Бранд не стал его поправлять: на самом деле он убил двоих из этих семи. Но он не гордился убийством, и вообще ему казалось, что такими историями не стоит делиться.
– Но она уже поправляется. Возможно, она напугает тебя потом.
Мать Скейр отвела взгляд:
– Мы оба знаем, что никакого потом для меня нет. Надо было убить тебя тогда, в Амвенде.
– Ты хотела размотать мои кишки и оставить в пищу воронам. Я это очень хорошо запомнил, да. Но Гром-гиль-Горм сказал: зачем убивать, если можно продать?
– Это была его первая ошибка. А вторая – когда он тебе поверил.
– Ну, Горм, как и король Атиль, воин, а воины предпочитают действовать, а не размышлять. Вот почему они нуждаются в служителях. Вот почему он так нуждается в твоих советах. Вот почему праматерь Вексен так хотела разлучить вас. Так мне кажется, во всяком случае.
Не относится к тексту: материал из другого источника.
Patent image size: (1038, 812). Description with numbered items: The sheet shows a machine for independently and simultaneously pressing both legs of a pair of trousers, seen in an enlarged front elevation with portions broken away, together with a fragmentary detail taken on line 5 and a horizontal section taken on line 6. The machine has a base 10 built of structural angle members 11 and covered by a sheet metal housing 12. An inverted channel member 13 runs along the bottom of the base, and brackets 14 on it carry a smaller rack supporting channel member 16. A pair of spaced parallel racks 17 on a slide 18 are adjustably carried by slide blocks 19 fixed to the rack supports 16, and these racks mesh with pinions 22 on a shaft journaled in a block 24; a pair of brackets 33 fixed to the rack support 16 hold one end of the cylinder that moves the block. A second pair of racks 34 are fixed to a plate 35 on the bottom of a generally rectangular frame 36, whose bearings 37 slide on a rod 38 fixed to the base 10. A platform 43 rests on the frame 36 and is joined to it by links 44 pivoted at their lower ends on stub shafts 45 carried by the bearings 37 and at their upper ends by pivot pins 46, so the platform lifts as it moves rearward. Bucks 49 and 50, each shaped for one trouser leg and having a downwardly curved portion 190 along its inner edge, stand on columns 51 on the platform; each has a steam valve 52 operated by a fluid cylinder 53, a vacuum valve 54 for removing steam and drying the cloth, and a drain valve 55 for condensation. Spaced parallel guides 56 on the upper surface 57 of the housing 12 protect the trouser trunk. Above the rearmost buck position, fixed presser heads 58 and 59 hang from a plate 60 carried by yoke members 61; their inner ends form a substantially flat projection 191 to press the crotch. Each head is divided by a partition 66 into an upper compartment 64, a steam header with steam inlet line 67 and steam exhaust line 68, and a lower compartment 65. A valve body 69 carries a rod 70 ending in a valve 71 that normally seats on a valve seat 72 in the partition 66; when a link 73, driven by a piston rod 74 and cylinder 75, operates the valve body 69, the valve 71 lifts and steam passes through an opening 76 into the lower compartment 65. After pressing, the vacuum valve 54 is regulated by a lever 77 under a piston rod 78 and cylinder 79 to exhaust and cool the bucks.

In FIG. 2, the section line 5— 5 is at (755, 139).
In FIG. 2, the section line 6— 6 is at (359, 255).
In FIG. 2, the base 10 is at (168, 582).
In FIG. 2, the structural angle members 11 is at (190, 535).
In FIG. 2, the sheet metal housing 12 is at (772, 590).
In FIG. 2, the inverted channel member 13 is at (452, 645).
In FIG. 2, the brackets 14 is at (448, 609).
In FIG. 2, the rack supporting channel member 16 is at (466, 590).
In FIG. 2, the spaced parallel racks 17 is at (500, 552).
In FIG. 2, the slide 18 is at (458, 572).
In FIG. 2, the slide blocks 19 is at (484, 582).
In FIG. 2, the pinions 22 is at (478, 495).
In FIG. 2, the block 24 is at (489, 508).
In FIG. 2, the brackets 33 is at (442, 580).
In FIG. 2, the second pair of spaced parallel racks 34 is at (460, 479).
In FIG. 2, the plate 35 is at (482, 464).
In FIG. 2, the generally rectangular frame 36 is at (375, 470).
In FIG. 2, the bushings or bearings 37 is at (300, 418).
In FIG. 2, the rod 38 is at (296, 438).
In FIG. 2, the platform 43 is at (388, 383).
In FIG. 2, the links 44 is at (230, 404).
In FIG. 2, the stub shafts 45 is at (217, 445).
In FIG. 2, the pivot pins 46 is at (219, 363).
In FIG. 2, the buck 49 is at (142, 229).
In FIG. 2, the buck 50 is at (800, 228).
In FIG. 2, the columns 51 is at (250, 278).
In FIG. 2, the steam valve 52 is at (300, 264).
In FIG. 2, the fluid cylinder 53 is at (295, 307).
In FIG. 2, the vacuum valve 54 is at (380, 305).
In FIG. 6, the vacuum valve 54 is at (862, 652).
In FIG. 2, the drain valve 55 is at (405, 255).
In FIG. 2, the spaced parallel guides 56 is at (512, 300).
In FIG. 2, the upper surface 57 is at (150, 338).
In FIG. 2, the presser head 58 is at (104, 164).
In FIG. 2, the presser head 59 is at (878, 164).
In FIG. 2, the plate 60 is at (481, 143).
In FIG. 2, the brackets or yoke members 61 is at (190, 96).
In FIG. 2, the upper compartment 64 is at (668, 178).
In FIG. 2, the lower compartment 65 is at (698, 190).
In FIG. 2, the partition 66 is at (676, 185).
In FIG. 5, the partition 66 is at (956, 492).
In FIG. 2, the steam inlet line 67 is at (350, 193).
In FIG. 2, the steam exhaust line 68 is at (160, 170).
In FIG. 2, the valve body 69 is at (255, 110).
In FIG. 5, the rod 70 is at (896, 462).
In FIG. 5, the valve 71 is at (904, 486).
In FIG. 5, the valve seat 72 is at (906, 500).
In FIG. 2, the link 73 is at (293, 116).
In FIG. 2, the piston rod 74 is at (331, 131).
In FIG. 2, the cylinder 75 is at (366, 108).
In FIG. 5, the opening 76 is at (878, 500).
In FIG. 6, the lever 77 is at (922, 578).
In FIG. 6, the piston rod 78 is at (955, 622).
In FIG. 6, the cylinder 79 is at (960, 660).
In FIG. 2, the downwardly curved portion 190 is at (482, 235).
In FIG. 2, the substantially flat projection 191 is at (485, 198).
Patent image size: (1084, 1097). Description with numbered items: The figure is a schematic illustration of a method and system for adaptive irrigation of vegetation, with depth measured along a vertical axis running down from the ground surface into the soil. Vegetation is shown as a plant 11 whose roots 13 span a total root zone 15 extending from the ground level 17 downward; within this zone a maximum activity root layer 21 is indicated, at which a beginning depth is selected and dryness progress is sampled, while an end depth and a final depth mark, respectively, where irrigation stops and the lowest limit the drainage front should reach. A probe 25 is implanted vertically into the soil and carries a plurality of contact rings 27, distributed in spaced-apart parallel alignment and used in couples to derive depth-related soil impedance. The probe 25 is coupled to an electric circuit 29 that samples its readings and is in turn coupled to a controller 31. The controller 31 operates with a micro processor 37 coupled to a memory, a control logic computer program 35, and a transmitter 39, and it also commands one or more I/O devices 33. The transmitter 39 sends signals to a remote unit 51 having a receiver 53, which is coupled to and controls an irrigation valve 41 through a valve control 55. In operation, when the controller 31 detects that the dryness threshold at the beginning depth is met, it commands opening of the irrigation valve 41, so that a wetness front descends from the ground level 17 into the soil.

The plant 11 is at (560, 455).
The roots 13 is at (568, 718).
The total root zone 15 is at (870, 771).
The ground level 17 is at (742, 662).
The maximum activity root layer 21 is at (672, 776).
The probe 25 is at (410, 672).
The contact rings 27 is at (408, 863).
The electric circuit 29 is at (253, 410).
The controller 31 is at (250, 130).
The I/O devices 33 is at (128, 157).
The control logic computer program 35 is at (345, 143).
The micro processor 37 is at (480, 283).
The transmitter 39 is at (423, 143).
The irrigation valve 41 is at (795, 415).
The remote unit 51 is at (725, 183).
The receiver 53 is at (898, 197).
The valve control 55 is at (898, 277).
– Теперь уж я ему ничем не смогу помочь, – проговорила мать Скейр. – Ты, праматерь Вексен и герцог Микедас об этом хорошо позаботились.
– Не знаю, не знаю, – заметил Ярви. – Я, к примеру, отплываю вверх по Священной через неделю. Возвращаюсь в море Осколков.
И он выпятил губы и постучал по ним пальцем.
– Как ты думаешь, Бранд, сможем мы захватить пассажира? Завезем его в Вульсгард?
– Почему бы и нет, – пожал плечами Бранд.
Тут Ярви вздернул брови, словно его только что осенила гениальная мысль:
– А что, может, у нас на борту найдется местечко для матери Скейр?
– Нас покинула одна таинственная лысая женщина, – согласился Бранд. – И освободилось место для другой.
Служительница Горма нахмурилась. Ей, конечно, очень хотелось попасть на борт их корабля, но она не хотела подавать виду.
– Не играй со мной, мальчик.
– А я и не умею, – невозмутимо отозвался Бранд. – Детство, знаете ли, слишком рано закончилось. Не успел научиться.
Мать Скейр медленно поднялась во весь свой немалый рост и прошлепала босыми ногами к решетке – насколько цепи пустили. И чуть подалась вперед. Тени бежали по исхудавшему лицу.